Teğmen kadının ellerini tutup dudaklarına götürdü; küçük,
bronzlaşmış eller güneş kokuyordu. Alaca renkli elbisenin altındaki teni
hayalledi teğmen: Her bir yeri eşit derecede bronzlaşmış olmalıydı. Çünkü kadın
ona Anapa’dan geldiğini, orada kumsalda, sıcak güney güneşinin altında tam bir
ay geçirdiğini söylemişti. Hayalledikçe teğmenin kalbi korku ve zevkle atar
hale geldi.
“Hadi gelin. Burada inelim,” dedi.
“Nereye?” diye sordu kadın. Şaşırmıştı.
“Bu limanda inelim.”
“Neden ki?”
Yanıt vermedi teğmen. Kadın sıcak yanağını tekrar eline
dayadı.
“Delilik…”
“Hadi inelim,” diye yineledi teğmen. “Yalvarıyorum size.”
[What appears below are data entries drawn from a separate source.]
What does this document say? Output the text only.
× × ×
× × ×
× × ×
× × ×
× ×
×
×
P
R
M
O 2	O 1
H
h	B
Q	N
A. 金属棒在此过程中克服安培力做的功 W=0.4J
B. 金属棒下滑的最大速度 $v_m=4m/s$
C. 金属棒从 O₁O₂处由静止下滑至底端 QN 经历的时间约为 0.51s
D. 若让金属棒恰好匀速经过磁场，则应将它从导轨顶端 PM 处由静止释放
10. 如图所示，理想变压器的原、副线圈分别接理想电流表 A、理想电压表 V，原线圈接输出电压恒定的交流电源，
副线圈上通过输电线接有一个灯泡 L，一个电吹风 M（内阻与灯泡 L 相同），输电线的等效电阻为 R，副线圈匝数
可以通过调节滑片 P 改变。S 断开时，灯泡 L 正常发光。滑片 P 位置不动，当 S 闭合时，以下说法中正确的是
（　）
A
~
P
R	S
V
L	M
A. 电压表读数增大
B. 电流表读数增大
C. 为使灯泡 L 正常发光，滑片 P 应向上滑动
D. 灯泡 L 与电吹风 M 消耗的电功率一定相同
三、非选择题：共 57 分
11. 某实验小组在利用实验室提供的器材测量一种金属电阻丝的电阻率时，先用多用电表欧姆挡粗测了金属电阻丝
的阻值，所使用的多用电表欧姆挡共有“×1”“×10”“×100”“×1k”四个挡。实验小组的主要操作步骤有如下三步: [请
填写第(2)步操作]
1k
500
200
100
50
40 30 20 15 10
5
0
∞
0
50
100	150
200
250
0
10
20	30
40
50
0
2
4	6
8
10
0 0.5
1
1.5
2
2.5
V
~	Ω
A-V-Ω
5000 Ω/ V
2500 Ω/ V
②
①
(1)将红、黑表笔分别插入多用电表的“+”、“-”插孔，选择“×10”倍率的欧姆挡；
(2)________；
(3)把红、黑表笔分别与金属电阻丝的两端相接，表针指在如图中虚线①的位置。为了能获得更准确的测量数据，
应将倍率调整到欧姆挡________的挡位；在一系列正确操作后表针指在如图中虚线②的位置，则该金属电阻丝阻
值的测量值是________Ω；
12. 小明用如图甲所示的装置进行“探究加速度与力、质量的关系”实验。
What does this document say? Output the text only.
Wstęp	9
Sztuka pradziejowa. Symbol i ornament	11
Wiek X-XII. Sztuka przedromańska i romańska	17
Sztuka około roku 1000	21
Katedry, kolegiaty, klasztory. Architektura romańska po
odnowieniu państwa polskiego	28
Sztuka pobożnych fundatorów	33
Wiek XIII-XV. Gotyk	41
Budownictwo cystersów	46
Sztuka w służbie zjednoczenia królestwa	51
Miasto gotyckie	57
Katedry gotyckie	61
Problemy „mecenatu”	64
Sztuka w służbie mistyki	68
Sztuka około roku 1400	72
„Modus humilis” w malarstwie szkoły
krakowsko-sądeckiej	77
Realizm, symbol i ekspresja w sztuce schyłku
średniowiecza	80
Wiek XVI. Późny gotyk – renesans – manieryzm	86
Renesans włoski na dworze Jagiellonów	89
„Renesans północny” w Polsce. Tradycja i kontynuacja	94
“İyi, pekala, “ dedi kadın dönerek, “Sizin dediğiniz olsun…”
Gemi loş bir şekilde ışıklandırılmış limana hafifçe çarpıp
sendelediğinde az kalsın birbirlerinin üzerine düşeceklerdi. Palamar başlarının
üzerinden geçti; motorlar gürültüyle çalışıp gemiyi iskeleye doğru ittikçe
deniz sanki kaynıyormuş gibi görünüyordu. İskele tahtaları gürültüyle açılıp karaya
düştüğünde teğmen çantaları almak için acele etti.
Kısacık bir sürede limandaki ‘uyuklayan’ küçük ofisten
çıkmışlar, bileğe kadar batan kumlu yoldan karşıya geçip tozlu bir at arabasına
binmişlerdi bile. Tek kelime bile konuşulmamıştı. Dağın eteğindeki tozlu, birkaç –o da yamuk direkli- lambanın
aydınlattığı yokuşu çıktıkça yol sanki hiç bitmeyecekmiş gibi geliyordu.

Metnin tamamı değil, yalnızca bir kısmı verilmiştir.